Cottage cheese is important in the diet since it is a “gold mine” of essential nutrients. Test animals getting any milk protein cannot be made to develop deficiency reactions. Even refined casein from milk cannot be depended on to provide protein without vitamins when used in animal tests where it is desired to create a deficiency reaction.

*This article has been transcribed from the original newsletter. Reprint not available.

Bibliography

  1. Report on Wulzen Factor deficiency: Vitamins and Hormones, Vol. 8.

Points of Interest

“In a group of medical students, a study was made of the serum cholesterol level during examination week, when the students were under stress, as compared with periods free from examinations. They found a significant increase in the level. The average increase was 11 percent. In one extreme case, the level was doubled.”

Excerpta Medica, Physiology, Biochemistry, and Pharmacology, Vol. No. 11, Nov. 1959, regarding “Relationship of Mental and Emotional Stress to Serum Cholesterol Levels,” Wertlake, P.T., Wilcox, A.A., Haley M.I., and Peterson J.E., Depts. of Biochemistry and Internal Medicine, College of Medical Evangelists, Loma Linda, Los Angeles, CA), Proc. Soc. Exp. Biol., 97(1):163–165, 1958, Table 1.

“Laboratory experiments and clinical studies proved that dried sweet almonds (mashed and chewed) raised the pH of gastric juice, diminished HCl production, and inhibited significantly peptic activity. These facts explain the favorable effect that this vegetable material, with its high caloric value, exerts on patients with peptic ulcer with or without hyperacidity. Tolerance is excellent even in prolonged administration.

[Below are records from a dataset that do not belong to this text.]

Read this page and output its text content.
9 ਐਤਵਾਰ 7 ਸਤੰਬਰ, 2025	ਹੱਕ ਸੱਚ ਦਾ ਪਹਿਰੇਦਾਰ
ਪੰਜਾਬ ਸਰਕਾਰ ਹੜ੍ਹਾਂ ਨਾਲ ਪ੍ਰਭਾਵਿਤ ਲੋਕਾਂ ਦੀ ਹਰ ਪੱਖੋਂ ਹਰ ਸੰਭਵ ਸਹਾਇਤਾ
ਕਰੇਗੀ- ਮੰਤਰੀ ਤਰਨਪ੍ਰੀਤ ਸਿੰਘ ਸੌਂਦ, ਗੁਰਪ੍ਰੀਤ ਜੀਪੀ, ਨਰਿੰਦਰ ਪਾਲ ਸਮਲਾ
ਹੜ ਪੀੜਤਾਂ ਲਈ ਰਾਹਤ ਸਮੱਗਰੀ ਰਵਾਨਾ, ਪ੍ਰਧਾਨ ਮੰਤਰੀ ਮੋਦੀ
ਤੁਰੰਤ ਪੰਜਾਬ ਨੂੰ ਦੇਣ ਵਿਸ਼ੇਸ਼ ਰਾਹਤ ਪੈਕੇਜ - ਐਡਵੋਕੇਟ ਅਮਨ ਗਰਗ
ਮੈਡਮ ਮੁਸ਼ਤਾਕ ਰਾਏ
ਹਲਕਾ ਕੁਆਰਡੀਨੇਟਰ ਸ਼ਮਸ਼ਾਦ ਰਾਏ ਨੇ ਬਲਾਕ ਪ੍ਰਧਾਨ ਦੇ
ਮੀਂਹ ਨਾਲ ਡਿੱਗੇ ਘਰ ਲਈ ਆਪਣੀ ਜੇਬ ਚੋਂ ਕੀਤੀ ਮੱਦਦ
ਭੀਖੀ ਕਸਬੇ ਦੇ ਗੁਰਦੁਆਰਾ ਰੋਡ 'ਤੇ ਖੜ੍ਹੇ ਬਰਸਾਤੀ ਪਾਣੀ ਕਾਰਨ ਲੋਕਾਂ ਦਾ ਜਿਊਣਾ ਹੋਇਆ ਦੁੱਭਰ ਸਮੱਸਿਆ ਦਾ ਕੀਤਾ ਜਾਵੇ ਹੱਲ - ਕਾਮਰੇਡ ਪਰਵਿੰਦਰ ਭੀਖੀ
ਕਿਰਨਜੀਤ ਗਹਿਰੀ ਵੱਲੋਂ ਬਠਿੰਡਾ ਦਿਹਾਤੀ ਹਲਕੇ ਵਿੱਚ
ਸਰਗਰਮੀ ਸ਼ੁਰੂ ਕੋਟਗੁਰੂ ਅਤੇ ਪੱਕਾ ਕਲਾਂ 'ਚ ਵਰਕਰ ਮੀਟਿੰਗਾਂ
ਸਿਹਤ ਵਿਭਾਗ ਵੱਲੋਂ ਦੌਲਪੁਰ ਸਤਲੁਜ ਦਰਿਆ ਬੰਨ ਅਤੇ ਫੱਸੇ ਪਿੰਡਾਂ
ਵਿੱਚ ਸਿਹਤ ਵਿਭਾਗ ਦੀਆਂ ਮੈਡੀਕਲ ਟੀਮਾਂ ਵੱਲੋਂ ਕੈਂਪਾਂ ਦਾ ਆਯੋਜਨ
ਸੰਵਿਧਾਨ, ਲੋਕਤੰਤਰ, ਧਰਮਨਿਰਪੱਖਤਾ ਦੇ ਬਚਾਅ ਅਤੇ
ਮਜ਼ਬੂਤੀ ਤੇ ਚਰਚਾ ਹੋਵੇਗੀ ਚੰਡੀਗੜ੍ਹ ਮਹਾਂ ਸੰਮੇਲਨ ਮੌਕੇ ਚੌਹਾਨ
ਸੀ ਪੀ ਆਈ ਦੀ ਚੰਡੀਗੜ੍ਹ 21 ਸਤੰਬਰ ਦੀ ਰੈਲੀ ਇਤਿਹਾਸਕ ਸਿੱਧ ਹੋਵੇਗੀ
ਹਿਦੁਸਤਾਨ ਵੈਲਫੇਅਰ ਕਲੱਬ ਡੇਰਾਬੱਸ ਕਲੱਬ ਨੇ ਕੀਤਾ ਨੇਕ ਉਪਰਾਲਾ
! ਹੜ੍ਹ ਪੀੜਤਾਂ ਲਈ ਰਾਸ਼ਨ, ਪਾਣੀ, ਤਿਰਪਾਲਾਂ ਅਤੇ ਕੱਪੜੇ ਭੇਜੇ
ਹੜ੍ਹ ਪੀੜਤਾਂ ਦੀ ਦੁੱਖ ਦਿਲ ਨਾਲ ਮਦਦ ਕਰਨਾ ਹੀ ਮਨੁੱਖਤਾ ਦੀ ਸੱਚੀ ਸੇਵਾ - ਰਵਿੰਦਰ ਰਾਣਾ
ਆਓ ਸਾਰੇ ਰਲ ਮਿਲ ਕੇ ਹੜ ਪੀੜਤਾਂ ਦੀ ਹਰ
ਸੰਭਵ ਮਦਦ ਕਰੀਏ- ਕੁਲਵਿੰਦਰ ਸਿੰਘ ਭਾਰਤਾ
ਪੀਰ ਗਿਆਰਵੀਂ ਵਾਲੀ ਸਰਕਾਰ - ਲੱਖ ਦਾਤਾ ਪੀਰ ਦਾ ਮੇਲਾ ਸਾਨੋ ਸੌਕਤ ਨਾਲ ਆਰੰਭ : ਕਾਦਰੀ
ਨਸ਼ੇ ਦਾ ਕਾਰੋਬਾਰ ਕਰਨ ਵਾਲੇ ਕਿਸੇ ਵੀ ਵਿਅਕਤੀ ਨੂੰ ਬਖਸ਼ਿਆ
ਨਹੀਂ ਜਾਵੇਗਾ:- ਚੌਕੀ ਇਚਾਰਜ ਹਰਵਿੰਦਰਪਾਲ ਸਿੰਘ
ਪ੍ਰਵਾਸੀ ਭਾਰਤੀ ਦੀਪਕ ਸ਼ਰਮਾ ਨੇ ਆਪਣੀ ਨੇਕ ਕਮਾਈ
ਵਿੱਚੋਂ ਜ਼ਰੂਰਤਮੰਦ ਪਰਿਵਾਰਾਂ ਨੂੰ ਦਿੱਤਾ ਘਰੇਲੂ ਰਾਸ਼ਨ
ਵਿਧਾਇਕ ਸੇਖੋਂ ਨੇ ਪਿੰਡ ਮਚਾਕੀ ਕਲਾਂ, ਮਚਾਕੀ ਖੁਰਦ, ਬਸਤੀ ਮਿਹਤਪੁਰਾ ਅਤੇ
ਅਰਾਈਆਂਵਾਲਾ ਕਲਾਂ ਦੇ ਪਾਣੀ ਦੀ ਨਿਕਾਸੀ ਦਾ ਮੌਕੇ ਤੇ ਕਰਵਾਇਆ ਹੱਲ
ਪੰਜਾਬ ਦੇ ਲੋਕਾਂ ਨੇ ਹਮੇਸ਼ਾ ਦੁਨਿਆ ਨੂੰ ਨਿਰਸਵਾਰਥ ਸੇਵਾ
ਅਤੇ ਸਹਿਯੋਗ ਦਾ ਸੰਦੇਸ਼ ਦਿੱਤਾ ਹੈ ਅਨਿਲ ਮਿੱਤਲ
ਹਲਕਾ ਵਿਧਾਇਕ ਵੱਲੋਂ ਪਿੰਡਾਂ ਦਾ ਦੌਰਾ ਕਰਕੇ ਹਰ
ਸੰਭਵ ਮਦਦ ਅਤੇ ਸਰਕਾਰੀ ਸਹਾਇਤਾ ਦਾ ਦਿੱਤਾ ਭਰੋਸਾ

Dried sweet almonds (mashed or chewed) should be included in the therapeutic program for an uncomplicated attack of peptic ulcer.”

—Biological Abstracts, Vol. 34, No. 5, Dec. 3, 1959, regarding study by Kleeberg, J., “Value of Dried Sweet Almonds in Therapy of Peptic Ulcer,” Gastroenterologia (Basel), 91(5):315–324, 1959.


Tip of the Month (Pernicious Anemia)

Remember that pernicious anemia not only manifests as low red blood cell count but also as neurological symptoms (numbness and tingling of the hands and feet). Whereas folic acid seems to have some merit in raising the red blood count, it apparently does nothing to normalize the neurological symptoms. Important for the nerve symptoms is the B12 complex (J.A.M.A., Vol. 158, No. 12, p. 1003).

The natural B12 in our vitamin B12 is in combination with the intrinsic factor (from stomach parenchyma). This makes it very readily absorbed orally. Folic acid is deliberately left out of this formula, since it has been found to confuse the issue in the pernicious anemia patient.

Ferroplus, or Ferrofood, is synergistic and may be supplied by our affiliated companies.


High Points of Standard Process Nutritional Adjuncts

Ovex: This is an extract of bovine ovarian tissue in tablet form. Each tablet represents the extract from approximately 3 grams of fresh glandular material. The remarkable hemostatic action of Ovex makes it invaluable in the treatment of female patients for prolonged and excessive menstruation as well as ovarian and uterine bleeding. It has also been used for excessive bleeding from wounds, epistaxis, or similar conditions of metabolic unbalance due to malnutrition.

An initial dosage of four tablets may be necessary in cases of severe hemorrhage, followed by one tablet hourly as needed. In many instances the initial dosage is sufficient. The vitamin C complex will aid in preventing infection.